Revista de Radioterapia Semin. 27 de fevereiro de 2026; 37:151005. doi: 10.1016/j.semradonc.2026.151005. Publicado online antes da impressão.

RESUMO
Avanços recentes na radiocirurgia estereotáxica ampliaram a consideração de indicações não malignas e funcionais, incluindo aplicações emergentes em doenças psiquiátricas. Em resposta à revisão de Ehret et al., oferecemos uma perspectiva multidisciplinar – coautoria da oncologia radioterápica e psiquiatria – sobre as implicações éticas e educacionais desta fronteira em evolução. Embora a radiocirurgia psiquiátrica permaneça investigacional, seus efeitos neurais irreversíveis e resultados relevantes para a identidade levantam considerações distintas relacionadas ao consentimento informado, capacidade decisória e monitoramento a longo prazo. Destacamos a importância do envolvimento precoce da psiquiatria no desenho do estudo, processos de consentimento fortalecidos e sensíveis à capacidade, supervisão interdisciplinar independente e avaliação longitudinal dos resultados neurocognitivos e comportamentais.
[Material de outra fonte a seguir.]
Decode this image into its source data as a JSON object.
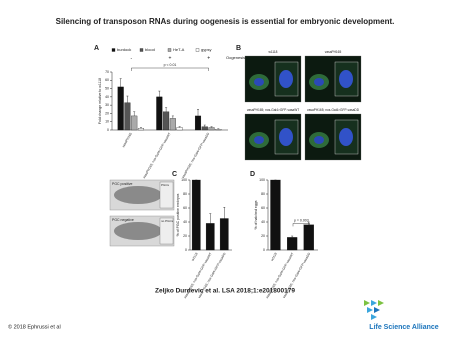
{
  "title": "Silencing of transposon RNAs during oogenesis is essential for embryonic development.",
  "chart_data": [
    {
      "type": "bar",
      "panel": "A",
      "ylabel": "Fold change relative to w1118",
      "categories": [
        "vasaPH165",
        "vasaPH165; nos-Gal4>GFP-vasaWT",
        "vasaPH165; nos-Gal4>GFP-vasaDD"
      ],
      "series": [
        {
          "name": "burdock",
          "color": "#111111",
          "values": [
            52,
            40,
            17
          ],
          "errors": [
            10,
            7,
            8
          ]
        },
        {
          "name": "blood",
          "color": "#555555",
          "values": [
            33,
            22,
            4
          ],
          "errors": [
            8,
            5,
            2
          ]
        },
        {
          "name": "HeT-A",
          "color": "#aaaaaa",
          "values": [
            17,
            14,
            3
          ],
          "errors": [
            5,
            3,
            1
          ]
        },
        {
          "name": "gypsy",
          "color": "#ffffff",
          "values": [
            2,
            3,
            1
          ],
          "errors": [
            1,
            1,
            0.5
          ]
        }
      ],
      "conditions": {
        "label": "Oogenesis",
        "values": [
          "-",
          "+",
          "+"
        ]
      },
      "annotation": "p < 0.01",
      "ylim": [
        0,
        70
      ],
      "yticks": [
        0,
        10,
        20,
        30,
        40,
        50,
        60,
        70
      ]
    },
    {
      "type": "bar",
      "panel": "C",
      "ylabel": "% of PGC positive embryos",
      "categories": [
        "w1118",
        "vasaPH165; nos-Gal4>GFP-vasaWT",
        "vasaPH165; nos-Gal4>GFP-vasaDD"
      ],
      "values": [
        100,
        38,
        45
      ],
      "errors": [
        0,
        14,
        16
      ],
      "color": "#111111",
      "images": [
        "PGC positive",
        "PGC negative"
      ],
      "image_tags": [
        "PGCs",
        "no PGCs"
      ],
      "ylim": [
        0,
        100
      ],
      "yticks": [
        0,
        20,
        40,
        60,
        80,
        100
      ]
    },
    {
      "type": "bar",
      "panel": "D",
      "ylabel": "% of hatched eggs",
      "categories": [
        "w1118",
        "vasaPH165; nos-Gal4>GFP-vasaWT",
        "vasaPH165; nos-Gal4>GFP-vasaDD"
      ],
      "values": [
        100,
        18,
        36
      ],
      "errors": [
        0,
        2,
        4
      ],
      "color": "#111111",
      "annotation": "p = 0.003",
      "ylim": [
        0,
        100
      ],
      "yticks": [
        0,
        20,
        40,
        60,
        80,
        100
      ]
    }
  ],
  "panel_b": {
    "panel": "B",
    "labels": [
      "w1118",
      "vasaPH165",
      "vasaPH165; nos-Gal4>GFP-vasaWT",
      "vasaPH165; nos-Gal4>GFP-vasaDD"
    ]
  },
  "citation": "Zeljko Durdevic et al. LSA 2018;1:e201800179",
  "footer": {
    "copyright": "© 2018 Ephrussi et al",
    "journal": "Life Science Alliance"
  }
}
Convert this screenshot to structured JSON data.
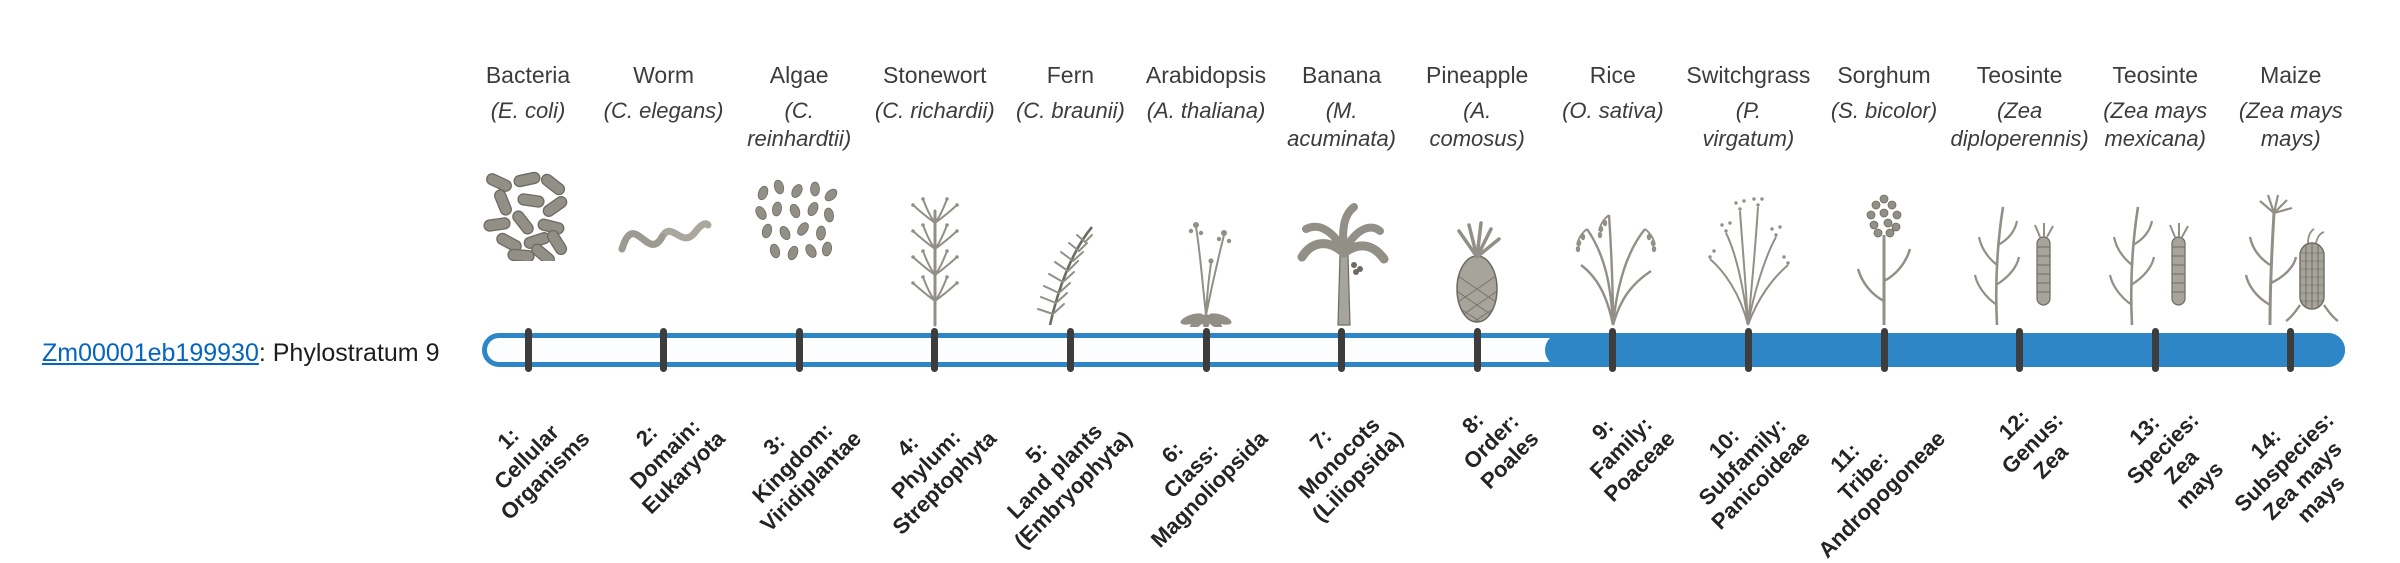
{
  "gene": {
    "id": "Zm00001eb199930",
    "suffix": ": Phylostratum 9",
    "phylostratum": 9
  },
  "timeline": {
    "bar_color": "#2e86c6",
    "tick_color": "#3d3d3d",
    "link_color": "#0563C1",
    "unfilled_color": "#fbfdff",
    "filled_from_stratum": 9,
    "total_strata": 14
  },
  "strata": [
    {
      "index": 1,
      "organism": "Bacteria",
      "scientific": "(E. coli)",
      "icon": "bacteria-icon",
      "tick_label": "1:\nCellular\nOrganisms"
    },
    {
      "index": 2,
      "organism": "Worm",
      "scientific": "(C. elegans)",
      "icon": "worm-icon",
      "tick_label": "2:\nDomain:\nEukaryota"
    },
    {
      "index": 3,
      "organism": "Algae",
      "scientific": "(C.\nreinhardtii)",
      "icon": "algae-icon",
      "tick_label": "3:\nKingdom:\nViridiplantae"
    },
    {
      "index": 4,
      "organism": "Stonewort",
      "scientific": "(C. richardii)",
      "icon": "stonewort-icon",
      "tick_label": "4:\nPhylum:\nStreptophyta"
    },
    {
      "index": 5,
      "organism": "Fern",
      "scientific": "(C. braunii)",
      "icon": "fern-icon",
      "tick_label": "5:\nLand plants\n(Embryophyta)"
    },
    {
      "index": 6,
      "organism": "Arabidopsis",
      "scientific": "(A. thaliana)",
      "icon": "arabidopsis-icon",
      "tick_label": "6:\nClass:\nMagnoliopsida"
    },
    {
      "index": 7,
      "organism": "Banana",
      "scientific": "(M.\nacuminata)",
      "icon": "banana-icon",
      "tick_label": "7:\nMonocots\n(Liliopsida)"
    },
    {
      "index": 8,
      "organism": "Pineapple",
      "scientific": "(A.\ncomosus)",
      "icon": "pineapple-icon",
      "tick_label": "8:\nOrder:\nPoales"
    },
    {
      "index": 9,
      "organism": "Rice",
      "scientific": "(O. sativa)",
      "icon": "rice-icon",
      "tick_label": "9:\nFamily:\nPoaceae"
    },
    {
      "index": 10,
      "organism": "Switchgrass",
      "scientific": "(P.\nvirgatum)",
      "icon": "switchgrass-icon",
      "tick_label": "10:\nSubfamily:\nPanicoideae"
    },
    {
      "index": 11,
      "organism": "Sorghum",
      "scientific": "(S. bicolor)",
      "icon": "sorghum-icon",
      "tick_label": "11:\nTribe:\nAndropogoneae"
    },
    {
      "index": 12,
      "organism": "Teosinte",
      "scientific": "(Zea\ndiploperennis)",
      "icon": "teosinte-icon",
      "tick_label": "12:\nGenus:\nZea"
    },
    {
      "index": 13,
      "organism": "Teosinte",
      "scientific": "(Zea mays\nmexicana)",
      "icon": "teosinte-icon",
      "tick_label": "13:\nSpecies:\nZea\nmays"
    },
    {
      "index": 14,
      "organism": "Maize",
      "scientific": "(Zea mays\nmays)",
      "icon": "maize-icon",
      "tick_label": "14:\nSubspecies:\nZea mays\nmays"
    }
  ]
}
Além disso, argumentamos que a ampliação das indicações terapêuticas para domínios psiquiátricos tem implicações para a educação em oncologia radioterápica, exigindo uma alfabetização fundamental em diagnóstico psiquiátrico, paradigmas de tratamento e as complexidades éticas de cuidar de populações vulneráveis. Ao combinar rigor técnico com colaboração interdisciplinar, o campo pode garantir que a inovação em radiocirurgia prossiga dentro de um quadro tanto cientificamente responsável quanto eticamente sólido.